How can we close the student grade gap?

Last year, our own Morwenna Davies investigated why no black scientist has ever won a Nobel prize. The problem? Purely a case of numbers. “For every black scientist excelling in their field, there are hundreds of white scientists doing the same thing.” Research has found that this begins even at an undergraduate level, when students are just beginning their academic careers. However, a study has highlighted new ways that institutions can begin to close the grade gap between minority-ethnic students and their white counterparts.

Last year it was reported that white students in the UK were twice as likely to graduate STEM degrees with a first-class mark. This followed the trend of other countries, such as the Netherlands, United States and Australia.

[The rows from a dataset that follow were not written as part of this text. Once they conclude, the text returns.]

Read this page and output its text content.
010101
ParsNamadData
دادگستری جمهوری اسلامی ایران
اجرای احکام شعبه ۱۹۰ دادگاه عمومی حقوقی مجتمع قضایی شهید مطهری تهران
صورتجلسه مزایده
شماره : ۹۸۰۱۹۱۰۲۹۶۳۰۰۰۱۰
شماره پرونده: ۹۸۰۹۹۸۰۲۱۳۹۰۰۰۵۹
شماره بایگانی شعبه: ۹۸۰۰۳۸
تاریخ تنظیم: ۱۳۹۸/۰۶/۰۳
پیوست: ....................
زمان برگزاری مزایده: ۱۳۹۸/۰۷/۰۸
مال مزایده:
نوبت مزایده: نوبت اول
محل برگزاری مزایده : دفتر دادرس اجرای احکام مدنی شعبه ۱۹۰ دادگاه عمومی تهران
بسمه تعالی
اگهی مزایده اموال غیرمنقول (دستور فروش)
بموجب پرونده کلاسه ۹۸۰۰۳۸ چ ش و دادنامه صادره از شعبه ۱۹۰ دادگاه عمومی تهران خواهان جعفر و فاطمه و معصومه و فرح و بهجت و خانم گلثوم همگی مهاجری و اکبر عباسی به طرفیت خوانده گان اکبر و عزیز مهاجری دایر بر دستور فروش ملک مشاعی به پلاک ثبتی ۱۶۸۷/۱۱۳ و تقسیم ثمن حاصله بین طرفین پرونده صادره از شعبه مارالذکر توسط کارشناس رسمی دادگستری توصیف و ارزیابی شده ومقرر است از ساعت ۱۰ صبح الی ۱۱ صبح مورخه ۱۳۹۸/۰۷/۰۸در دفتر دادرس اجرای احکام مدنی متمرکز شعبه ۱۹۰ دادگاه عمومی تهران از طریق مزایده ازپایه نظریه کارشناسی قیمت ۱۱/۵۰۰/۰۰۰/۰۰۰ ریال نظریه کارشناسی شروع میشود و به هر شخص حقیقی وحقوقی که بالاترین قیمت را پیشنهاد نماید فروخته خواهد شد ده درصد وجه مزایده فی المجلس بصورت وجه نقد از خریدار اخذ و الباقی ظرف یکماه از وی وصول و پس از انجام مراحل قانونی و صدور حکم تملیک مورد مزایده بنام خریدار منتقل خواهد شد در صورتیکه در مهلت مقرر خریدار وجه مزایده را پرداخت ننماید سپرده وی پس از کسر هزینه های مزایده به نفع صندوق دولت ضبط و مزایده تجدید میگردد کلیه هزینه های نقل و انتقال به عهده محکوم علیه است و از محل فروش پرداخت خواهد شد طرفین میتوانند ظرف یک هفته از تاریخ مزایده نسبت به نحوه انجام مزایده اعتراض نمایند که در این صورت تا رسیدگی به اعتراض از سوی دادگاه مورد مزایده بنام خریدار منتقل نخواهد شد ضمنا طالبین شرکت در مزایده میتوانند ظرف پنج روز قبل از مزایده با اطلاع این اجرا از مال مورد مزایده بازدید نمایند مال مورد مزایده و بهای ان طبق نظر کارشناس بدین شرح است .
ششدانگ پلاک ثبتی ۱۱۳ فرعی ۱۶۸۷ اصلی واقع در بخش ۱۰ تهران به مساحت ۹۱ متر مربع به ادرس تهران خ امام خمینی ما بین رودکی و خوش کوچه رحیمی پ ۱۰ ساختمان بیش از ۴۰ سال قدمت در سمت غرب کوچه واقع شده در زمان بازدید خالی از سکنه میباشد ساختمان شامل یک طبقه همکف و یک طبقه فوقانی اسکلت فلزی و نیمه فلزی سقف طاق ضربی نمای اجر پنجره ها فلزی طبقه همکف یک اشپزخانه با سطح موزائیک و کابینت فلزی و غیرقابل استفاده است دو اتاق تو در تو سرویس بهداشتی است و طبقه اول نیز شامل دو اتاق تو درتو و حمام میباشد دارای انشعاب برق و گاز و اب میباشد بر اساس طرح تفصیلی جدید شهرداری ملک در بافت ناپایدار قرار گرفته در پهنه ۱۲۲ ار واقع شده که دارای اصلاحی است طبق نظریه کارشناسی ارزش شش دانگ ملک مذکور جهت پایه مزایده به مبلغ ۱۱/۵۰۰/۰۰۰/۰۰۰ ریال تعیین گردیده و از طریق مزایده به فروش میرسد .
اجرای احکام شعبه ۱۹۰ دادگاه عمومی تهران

Researchers warn that these academic differences can trigger a snowball effect: lower undergraduate grades mean the students are less likely to get onto post-graduate programs or receive the graduate positions required to kick start their career. Indeed only 18.07% of the UK’s PhD students are from minority-ethnic backgrounds.

It must be noted that these statistics in no way reflect the academic ability of BAME students. At an undergraduate level, students within a university cohort, irrespective of background, have all achieved similar A-Level grades. Even assessed coursework within university modules showed no disparity in results. The problem, a new study suggests, lies with exams.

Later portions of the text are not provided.